Jessica Bastick-Vines is astounding as Joe – and how on earth do her parents cope? Ralf Little (Bri) and Rebecca Johnson (Sheila) also give stunning performances, literally magnetic as they attract and repulse each other in equal measure. She is splendidly robust, obsessive in her devotion and need for answers but although he gives an outstanding performance, while spoilt brat comes over clearly and we get the manic via constant gags, the quiet desperation is not overt enough to indicate depression.
The second half zips along, with the introduction of Marjorie Yates, pitch perfect as martyr cum battleaxe, Sheila’s mother-in-law. Just so, if more shrill, the appalling Pamela (Sally Tatum), a sanctimonious Patsy-lite, married to Freddie (Owen Oakeshott): horrifyingly well-meaning Swiss Tony. Friends like this make Jones-like neighbours as well as caricatures, but enable the discussion of controversial themes.

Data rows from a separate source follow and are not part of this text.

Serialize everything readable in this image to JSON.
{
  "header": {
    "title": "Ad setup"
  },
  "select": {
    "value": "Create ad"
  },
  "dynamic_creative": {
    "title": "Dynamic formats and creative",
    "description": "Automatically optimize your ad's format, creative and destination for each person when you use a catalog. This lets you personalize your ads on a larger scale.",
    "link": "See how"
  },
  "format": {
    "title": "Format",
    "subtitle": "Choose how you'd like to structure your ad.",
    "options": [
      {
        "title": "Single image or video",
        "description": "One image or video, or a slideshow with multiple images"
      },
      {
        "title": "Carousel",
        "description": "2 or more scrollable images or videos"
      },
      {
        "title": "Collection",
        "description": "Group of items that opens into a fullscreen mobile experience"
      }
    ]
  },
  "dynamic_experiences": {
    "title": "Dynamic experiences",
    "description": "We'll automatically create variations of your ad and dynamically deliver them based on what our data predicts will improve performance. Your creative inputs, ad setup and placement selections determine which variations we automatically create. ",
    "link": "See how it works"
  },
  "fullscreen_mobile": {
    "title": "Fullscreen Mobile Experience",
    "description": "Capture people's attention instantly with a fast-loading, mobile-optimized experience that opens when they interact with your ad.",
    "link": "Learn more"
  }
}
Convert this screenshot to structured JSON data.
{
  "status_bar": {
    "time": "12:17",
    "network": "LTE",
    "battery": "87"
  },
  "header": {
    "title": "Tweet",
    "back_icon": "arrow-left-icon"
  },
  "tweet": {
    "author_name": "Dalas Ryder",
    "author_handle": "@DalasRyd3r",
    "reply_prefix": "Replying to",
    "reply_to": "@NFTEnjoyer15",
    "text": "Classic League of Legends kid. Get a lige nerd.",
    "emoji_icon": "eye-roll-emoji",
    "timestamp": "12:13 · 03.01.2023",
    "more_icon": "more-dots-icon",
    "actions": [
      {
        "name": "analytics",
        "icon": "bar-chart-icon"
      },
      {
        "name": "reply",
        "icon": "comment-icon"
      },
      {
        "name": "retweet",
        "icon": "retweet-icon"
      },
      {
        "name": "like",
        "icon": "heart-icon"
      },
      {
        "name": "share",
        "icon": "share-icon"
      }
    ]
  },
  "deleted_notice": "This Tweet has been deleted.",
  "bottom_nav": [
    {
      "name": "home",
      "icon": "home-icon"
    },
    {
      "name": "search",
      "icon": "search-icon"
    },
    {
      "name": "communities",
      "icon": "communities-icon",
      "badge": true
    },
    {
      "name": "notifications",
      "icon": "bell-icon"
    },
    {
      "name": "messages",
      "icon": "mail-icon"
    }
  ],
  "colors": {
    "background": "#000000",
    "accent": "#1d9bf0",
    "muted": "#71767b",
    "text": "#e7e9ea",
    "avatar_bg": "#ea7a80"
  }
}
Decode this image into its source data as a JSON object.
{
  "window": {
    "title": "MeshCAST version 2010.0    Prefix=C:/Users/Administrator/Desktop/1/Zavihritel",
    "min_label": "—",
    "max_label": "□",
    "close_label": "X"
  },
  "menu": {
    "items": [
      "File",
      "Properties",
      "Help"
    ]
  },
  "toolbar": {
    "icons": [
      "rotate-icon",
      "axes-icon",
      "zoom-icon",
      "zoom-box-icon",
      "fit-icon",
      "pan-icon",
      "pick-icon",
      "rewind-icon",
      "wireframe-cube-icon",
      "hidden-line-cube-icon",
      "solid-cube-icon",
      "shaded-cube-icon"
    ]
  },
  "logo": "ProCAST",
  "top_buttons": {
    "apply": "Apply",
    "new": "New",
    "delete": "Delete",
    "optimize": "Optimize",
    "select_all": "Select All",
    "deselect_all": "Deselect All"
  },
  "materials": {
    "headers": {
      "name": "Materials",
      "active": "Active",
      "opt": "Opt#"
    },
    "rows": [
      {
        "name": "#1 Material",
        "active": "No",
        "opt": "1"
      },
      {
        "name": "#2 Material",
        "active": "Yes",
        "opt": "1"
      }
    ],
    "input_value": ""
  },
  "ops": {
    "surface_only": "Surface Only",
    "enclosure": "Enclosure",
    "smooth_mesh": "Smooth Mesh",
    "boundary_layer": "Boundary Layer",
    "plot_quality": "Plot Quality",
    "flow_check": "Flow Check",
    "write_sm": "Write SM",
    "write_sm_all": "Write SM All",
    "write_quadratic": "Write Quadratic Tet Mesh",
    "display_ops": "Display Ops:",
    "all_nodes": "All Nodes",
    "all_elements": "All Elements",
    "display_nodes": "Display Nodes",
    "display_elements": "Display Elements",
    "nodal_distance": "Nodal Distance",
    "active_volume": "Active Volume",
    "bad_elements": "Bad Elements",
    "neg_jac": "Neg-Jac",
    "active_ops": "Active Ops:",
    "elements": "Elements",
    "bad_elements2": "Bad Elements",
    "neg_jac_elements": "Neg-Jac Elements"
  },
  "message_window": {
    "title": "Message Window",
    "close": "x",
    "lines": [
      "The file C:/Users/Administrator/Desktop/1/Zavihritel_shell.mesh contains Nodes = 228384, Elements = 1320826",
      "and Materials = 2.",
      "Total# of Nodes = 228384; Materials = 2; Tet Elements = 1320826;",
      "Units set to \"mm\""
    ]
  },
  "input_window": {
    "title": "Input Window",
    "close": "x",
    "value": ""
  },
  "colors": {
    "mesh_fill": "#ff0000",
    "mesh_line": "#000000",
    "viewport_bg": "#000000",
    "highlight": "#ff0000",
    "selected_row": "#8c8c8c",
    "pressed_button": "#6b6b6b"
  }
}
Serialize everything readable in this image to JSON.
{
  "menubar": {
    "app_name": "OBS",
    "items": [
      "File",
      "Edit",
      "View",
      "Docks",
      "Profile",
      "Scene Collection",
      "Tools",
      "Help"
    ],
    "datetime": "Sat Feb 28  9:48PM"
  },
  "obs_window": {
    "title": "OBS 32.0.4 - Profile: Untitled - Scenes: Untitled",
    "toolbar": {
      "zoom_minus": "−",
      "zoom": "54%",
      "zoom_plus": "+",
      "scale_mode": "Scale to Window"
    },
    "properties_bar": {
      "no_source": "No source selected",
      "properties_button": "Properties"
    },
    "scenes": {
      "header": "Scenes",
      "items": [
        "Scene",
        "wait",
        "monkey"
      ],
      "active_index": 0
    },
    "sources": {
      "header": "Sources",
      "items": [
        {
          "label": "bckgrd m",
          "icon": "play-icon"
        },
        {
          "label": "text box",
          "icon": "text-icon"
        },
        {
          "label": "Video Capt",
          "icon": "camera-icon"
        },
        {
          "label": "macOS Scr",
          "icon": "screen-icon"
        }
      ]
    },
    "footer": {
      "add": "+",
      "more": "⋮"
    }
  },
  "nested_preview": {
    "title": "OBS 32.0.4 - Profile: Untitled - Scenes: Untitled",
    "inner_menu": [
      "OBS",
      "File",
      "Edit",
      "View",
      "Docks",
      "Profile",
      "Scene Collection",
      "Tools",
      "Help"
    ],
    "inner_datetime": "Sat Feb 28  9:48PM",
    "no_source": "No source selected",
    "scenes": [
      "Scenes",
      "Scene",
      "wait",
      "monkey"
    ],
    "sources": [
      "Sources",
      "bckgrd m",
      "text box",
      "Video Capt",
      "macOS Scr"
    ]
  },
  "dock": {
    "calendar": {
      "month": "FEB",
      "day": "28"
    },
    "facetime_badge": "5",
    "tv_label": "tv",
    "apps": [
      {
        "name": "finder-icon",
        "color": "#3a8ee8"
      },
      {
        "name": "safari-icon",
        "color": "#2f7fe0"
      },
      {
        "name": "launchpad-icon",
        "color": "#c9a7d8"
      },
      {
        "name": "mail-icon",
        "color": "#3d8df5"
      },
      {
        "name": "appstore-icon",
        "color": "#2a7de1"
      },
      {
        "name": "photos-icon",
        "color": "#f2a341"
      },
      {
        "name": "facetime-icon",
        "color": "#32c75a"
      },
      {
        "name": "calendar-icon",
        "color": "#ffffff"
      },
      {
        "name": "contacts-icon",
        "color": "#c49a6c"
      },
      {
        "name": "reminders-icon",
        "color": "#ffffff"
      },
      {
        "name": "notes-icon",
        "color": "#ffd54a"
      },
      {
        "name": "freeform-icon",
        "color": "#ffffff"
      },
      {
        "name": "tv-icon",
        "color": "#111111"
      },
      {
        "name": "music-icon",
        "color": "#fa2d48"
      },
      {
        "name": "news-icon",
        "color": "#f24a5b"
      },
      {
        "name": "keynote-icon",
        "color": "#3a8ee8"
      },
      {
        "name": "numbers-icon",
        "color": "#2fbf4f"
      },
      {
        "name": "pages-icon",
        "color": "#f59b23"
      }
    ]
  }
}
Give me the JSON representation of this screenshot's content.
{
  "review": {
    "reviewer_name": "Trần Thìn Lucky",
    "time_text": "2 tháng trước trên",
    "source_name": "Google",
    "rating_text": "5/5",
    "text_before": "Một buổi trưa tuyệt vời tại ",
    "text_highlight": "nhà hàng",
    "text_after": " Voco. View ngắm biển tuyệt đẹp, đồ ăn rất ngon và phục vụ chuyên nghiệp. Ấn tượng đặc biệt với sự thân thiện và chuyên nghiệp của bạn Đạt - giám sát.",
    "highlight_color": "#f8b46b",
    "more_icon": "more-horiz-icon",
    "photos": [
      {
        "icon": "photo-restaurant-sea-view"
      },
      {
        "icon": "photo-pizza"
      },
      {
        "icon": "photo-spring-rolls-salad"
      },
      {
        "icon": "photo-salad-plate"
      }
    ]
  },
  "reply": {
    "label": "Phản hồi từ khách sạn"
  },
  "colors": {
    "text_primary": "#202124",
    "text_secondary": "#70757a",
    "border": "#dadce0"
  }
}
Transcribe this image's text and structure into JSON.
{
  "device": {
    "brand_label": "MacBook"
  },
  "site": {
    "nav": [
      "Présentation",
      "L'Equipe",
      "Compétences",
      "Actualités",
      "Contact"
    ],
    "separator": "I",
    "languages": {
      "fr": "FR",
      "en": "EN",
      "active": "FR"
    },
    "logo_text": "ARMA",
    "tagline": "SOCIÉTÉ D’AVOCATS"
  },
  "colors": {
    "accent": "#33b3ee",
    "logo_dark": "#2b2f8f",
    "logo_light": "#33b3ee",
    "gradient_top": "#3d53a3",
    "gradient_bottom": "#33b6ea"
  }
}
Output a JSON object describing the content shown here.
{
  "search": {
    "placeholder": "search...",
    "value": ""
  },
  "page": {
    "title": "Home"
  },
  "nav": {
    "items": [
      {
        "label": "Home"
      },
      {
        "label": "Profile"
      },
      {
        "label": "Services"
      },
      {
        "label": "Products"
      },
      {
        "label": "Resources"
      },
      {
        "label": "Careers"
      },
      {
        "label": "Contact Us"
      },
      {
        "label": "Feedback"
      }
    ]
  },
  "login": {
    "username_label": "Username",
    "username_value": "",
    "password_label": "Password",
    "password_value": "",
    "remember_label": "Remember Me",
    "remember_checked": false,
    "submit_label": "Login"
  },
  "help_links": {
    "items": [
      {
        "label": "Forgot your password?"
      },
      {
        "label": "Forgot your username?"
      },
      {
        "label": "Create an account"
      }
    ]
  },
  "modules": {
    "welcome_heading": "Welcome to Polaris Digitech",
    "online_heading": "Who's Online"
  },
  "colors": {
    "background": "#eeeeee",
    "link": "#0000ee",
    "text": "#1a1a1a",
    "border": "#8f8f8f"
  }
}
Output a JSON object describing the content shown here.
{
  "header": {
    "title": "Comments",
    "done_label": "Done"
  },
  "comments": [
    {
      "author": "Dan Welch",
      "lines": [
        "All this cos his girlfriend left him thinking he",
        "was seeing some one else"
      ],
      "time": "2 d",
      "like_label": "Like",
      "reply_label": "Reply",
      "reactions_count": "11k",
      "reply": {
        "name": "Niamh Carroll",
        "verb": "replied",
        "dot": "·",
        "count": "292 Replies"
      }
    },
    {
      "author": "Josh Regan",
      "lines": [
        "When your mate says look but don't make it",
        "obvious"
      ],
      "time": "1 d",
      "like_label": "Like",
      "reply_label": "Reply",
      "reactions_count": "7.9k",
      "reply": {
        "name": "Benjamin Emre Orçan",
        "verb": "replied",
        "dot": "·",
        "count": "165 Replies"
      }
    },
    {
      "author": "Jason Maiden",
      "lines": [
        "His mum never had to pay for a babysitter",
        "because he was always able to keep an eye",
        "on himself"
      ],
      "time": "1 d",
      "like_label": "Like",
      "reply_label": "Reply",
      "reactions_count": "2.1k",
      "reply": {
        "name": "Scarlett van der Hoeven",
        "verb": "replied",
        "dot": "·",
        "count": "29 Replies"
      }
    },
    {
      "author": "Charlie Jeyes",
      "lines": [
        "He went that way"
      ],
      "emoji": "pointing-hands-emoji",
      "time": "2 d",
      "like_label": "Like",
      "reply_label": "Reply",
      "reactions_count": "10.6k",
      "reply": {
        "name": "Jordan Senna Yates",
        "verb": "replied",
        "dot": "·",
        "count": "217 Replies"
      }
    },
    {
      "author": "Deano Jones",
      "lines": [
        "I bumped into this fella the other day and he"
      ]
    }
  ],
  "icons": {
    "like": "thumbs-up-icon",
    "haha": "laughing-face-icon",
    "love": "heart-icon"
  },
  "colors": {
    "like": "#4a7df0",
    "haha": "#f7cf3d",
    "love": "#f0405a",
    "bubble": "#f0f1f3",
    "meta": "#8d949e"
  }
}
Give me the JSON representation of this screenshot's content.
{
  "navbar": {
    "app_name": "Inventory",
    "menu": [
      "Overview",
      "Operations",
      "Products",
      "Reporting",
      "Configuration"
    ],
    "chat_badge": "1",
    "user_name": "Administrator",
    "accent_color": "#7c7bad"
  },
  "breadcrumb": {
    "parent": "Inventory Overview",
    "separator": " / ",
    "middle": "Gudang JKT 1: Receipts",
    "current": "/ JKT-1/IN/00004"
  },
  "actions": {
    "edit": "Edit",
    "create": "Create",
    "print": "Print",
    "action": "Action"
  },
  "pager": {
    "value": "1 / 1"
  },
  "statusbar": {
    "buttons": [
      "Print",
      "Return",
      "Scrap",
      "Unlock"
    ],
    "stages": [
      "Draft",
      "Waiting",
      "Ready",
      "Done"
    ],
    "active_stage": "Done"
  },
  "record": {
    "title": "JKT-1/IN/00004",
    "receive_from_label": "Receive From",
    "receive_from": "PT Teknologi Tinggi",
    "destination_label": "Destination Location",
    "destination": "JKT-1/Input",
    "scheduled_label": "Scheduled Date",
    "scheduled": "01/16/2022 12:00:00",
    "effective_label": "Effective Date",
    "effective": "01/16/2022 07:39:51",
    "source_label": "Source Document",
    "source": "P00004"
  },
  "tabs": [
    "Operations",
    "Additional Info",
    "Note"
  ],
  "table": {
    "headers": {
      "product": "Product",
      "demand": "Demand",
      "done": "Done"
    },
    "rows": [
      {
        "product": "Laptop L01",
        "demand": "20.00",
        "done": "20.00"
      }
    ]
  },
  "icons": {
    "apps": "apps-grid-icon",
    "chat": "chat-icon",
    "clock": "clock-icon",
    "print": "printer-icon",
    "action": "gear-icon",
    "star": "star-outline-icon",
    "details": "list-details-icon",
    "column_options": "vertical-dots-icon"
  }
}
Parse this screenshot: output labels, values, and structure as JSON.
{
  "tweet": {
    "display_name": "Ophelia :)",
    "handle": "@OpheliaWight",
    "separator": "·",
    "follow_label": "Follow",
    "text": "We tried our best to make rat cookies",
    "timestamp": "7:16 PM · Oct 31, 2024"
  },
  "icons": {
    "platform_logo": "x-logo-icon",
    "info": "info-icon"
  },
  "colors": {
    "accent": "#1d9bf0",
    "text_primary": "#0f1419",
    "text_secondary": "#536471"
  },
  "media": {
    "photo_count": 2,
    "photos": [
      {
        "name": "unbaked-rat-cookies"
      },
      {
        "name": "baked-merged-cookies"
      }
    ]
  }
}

And add plenty of humour, pitch black; the sick jokes, outmoded language and attitudes are quite gob-smacking, culminating in the most tragic scene in the most farcical circumstances. Yet it is admirably balanced by compassion and pathos, accomplished by directly addressing and thus involving the audience.
Yes indeed, there but for the grace of God… and thanks to playwrights like Peter Nichols and theatre companies like the Playhouse and Rose Theatre, Kingston for giving us memorable performances like this.